The first epicentre of the disease in Italy is thought to have been the Naples-Caserta area (Cristinzio et al., 1973); this hypothesis is confirmed by the fact that, when the disease was detected for the first time at Forte dei Marmi in Tuscany, it had already killed many of the 200 year-old planes lining the Vialone Carlo III, the broad avenue that leads to the Palace of Caserta.

Canker stain did not assume an epidemic pattern until several years later, but then it spread in a dramatic manner through Italian cities, as it had done in North America before. A survey from Forte dei Marmi revealed that in the 20 year period 1972-1991, 90% of all planes there became infected and died. Subsequently the disease spread out from Forte dei Marmi to much of Versilia and to many towns of Tuscany: Massa Carrara, Lucca, Pisa, Livorno and Florence. – source;  Journal of Plant Pathology (1999)

 

Judging by some of the ominous spray painted plane trees once more visible on the Fosso in Barga Vecchia, it would seem that crossing our fingers and hoping just is not enough to stop the fungus which has already killed most of the plane trees in Forte dei Marmi before moving onto and decimating many of the famous trees on the walls of Lucca during the 80’s and early 90’s before gradually gradually moving up the valley.

Ceratocystis fimbriata è l’agente della malattia denominata “cancro colorato”, che provoca la morte dei platani.
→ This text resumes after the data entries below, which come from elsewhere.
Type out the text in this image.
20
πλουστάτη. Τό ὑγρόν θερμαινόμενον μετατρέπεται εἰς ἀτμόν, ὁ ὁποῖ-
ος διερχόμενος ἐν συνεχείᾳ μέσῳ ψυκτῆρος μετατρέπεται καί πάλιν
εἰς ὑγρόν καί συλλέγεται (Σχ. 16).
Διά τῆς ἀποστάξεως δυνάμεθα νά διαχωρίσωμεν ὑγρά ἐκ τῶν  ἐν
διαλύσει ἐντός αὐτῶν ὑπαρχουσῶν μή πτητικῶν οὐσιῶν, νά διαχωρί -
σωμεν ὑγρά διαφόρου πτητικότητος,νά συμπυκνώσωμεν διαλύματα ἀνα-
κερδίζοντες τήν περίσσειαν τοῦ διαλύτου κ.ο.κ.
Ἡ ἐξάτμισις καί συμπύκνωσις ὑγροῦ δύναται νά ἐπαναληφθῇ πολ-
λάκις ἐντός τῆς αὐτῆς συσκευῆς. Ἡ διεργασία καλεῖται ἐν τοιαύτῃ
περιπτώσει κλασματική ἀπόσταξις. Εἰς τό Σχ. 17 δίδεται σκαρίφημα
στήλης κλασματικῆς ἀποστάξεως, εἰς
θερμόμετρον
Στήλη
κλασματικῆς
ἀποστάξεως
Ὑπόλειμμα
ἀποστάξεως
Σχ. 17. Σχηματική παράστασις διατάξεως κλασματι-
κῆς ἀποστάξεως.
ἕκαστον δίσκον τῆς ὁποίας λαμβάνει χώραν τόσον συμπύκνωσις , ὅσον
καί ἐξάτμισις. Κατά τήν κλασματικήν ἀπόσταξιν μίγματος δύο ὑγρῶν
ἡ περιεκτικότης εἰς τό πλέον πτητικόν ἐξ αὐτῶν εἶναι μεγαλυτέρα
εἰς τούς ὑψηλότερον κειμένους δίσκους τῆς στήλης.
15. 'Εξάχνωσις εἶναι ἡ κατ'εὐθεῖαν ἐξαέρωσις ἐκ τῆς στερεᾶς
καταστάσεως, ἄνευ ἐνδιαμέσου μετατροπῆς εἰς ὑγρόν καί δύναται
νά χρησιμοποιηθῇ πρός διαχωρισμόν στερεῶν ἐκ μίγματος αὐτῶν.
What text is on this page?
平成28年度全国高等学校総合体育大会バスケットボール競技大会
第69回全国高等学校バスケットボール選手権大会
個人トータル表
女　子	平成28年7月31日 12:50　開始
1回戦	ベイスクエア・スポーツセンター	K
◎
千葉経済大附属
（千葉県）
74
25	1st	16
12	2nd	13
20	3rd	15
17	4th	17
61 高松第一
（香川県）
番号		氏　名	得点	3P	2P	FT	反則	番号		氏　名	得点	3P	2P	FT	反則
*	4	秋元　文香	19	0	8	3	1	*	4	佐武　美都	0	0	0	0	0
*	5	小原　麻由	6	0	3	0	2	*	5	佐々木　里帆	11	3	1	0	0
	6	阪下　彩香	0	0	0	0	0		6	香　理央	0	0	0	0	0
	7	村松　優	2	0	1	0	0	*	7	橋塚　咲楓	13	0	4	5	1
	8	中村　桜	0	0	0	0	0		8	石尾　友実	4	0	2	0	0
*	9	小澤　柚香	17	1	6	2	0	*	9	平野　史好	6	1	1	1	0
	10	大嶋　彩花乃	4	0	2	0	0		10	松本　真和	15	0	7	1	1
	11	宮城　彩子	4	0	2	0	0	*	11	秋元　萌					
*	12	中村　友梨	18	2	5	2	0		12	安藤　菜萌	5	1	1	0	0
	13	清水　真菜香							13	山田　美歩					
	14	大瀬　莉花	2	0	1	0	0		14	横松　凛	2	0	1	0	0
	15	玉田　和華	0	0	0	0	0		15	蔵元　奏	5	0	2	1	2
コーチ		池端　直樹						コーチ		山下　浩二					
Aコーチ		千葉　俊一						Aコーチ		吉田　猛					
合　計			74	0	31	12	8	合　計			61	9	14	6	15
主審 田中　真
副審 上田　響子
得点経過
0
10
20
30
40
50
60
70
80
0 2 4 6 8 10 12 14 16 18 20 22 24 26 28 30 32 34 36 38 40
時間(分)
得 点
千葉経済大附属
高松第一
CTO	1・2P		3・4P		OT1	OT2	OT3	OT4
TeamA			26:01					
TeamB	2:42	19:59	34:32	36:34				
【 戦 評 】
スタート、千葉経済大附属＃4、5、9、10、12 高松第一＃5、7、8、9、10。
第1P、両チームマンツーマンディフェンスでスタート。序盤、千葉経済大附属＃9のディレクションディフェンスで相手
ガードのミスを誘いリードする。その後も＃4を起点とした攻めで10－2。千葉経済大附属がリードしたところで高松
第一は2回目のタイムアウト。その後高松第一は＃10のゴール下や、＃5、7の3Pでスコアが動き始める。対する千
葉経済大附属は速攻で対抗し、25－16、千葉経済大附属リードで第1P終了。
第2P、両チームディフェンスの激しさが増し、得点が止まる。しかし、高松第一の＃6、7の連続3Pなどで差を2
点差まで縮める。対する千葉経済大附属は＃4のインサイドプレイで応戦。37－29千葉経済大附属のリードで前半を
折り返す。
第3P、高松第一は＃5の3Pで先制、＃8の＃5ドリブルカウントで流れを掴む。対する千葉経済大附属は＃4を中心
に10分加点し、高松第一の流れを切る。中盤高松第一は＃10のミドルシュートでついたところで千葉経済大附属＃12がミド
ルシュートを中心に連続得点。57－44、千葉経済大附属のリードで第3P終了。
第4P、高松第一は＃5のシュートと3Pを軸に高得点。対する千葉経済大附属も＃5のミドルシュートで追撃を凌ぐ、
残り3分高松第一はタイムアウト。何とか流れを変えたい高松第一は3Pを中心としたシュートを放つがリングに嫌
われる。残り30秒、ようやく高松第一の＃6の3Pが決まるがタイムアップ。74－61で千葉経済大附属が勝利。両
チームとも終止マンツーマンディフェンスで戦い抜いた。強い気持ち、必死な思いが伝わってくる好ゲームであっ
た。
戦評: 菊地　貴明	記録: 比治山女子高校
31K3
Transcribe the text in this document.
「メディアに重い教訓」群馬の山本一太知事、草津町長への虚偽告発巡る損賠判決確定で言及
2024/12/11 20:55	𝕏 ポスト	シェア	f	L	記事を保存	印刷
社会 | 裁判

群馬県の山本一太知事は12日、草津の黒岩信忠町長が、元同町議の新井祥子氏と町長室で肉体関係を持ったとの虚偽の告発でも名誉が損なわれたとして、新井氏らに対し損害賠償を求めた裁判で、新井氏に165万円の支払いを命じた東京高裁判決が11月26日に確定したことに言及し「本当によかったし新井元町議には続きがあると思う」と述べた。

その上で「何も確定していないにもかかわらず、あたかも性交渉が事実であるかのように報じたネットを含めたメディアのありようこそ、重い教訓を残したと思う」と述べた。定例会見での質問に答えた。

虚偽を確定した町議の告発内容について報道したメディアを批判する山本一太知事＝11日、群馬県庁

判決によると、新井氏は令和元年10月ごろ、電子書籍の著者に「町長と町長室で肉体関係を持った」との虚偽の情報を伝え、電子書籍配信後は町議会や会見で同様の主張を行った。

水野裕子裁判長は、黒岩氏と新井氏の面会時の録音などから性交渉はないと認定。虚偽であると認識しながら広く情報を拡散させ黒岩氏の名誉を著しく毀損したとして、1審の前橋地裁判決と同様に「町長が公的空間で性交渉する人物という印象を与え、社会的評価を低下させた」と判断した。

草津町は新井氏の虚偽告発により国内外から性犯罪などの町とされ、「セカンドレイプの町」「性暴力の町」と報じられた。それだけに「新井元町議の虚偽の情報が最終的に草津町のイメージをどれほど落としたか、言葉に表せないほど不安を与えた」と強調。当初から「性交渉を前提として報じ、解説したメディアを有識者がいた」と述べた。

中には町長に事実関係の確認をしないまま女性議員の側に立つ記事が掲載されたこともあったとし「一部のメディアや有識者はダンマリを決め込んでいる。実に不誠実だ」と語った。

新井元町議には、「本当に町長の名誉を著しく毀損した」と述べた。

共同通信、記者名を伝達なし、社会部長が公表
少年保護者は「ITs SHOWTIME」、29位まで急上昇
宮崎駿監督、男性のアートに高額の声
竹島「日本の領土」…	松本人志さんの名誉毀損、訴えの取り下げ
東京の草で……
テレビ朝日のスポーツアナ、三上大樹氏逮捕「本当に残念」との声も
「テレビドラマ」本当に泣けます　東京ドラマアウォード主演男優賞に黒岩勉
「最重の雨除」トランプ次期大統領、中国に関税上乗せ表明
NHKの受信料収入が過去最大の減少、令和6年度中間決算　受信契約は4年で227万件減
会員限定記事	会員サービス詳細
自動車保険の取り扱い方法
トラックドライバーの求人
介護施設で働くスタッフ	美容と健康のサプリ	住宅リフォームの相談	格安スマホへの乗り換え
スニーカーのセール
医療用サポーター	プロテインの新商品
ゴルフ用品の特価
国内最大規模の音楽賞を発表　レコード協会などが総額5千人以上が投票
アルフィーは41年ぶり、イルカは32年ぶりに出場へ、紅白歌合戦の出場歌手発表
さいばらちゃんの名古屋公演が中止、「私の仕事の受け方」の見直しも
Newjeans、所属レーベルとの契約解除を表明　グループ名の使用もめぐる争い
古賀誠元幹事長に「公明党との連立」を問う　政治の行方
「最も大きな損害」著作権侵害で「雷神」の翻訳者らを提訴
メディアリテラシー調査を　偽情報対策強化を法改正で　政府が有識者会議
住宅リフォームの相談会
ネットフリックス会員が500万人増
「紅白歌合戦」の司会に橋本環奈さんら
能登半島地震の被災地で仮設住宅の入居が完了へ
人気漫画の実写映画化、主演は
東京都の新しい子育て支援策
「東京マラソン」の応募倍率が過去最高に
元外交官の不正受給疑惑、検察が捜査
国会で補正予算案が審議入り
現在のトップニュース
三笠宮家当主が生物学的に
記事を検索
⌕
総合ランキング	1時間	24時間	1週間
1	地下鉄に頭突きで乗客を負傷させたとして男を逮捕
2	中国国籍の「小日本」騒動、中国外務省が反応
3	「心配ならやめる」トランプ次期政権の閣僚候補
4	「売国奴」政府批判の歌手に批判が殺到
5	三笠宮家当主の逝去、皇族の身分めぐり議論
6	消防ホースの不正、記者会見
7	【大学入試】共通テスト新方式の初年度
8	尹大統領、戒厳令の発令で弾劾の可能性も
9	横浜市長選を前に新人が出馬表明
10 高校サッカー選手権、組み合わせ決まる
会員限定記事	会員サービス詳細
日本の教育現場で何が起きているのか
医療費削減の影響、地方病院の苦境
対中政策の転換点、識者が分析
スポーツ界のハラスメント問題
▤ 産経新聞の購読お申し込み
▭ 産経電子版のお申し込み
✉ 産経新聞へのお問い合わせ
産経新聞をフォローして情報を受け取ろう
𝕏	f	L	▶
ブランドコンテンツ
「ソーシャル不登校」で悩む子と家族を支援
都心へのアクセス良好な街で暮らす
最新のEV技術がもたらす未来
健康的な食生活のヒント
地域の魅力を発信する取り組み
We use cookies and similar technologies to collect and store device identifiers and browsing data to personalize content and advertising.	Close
E’ un parassita fungino da ferita, la cui pericolosità è correlata non solo alla sua aggressività, alle sue diversificate capacità di diffusione e alla suscettibilità della specie, ma anche, e soprattutto, alle notevoli difficoltà nel controllo, specialmente in ambito urbano.

l vettore principale della malattia è costituito dalla non corretta esecuzione delle operazioni di potatura. Nei confronti di questo patogeno è in vigore un decreto di lotta obbligatoria, che prescrive controlli ed interventi da attuare per la salvaguardia del patrimonio vegetale.

Le piante colpite da Ceratocystis fimbriata devono essere prontamente abbattute per legge. In Toscana lo dispone l’ARPAT.

Non esiste alcuna cura a quanto pare, ma l’eliminazione degli alberi infetti è comunque un´arma a doppio taglio: se da un lato si cerca di eliminare la sorgente di inoculo, dall´altro le operazioni di abbattimento producono enormi quantità di segatura e di frammenti di legno infetti, che sono una delle principali fonti di diffusione della malattia.

I platani devono essere abbattuti con tutte le precauzioni possibili, raccogliendo la segatura prodotta e distruggendola insieme al restante materiale infetto.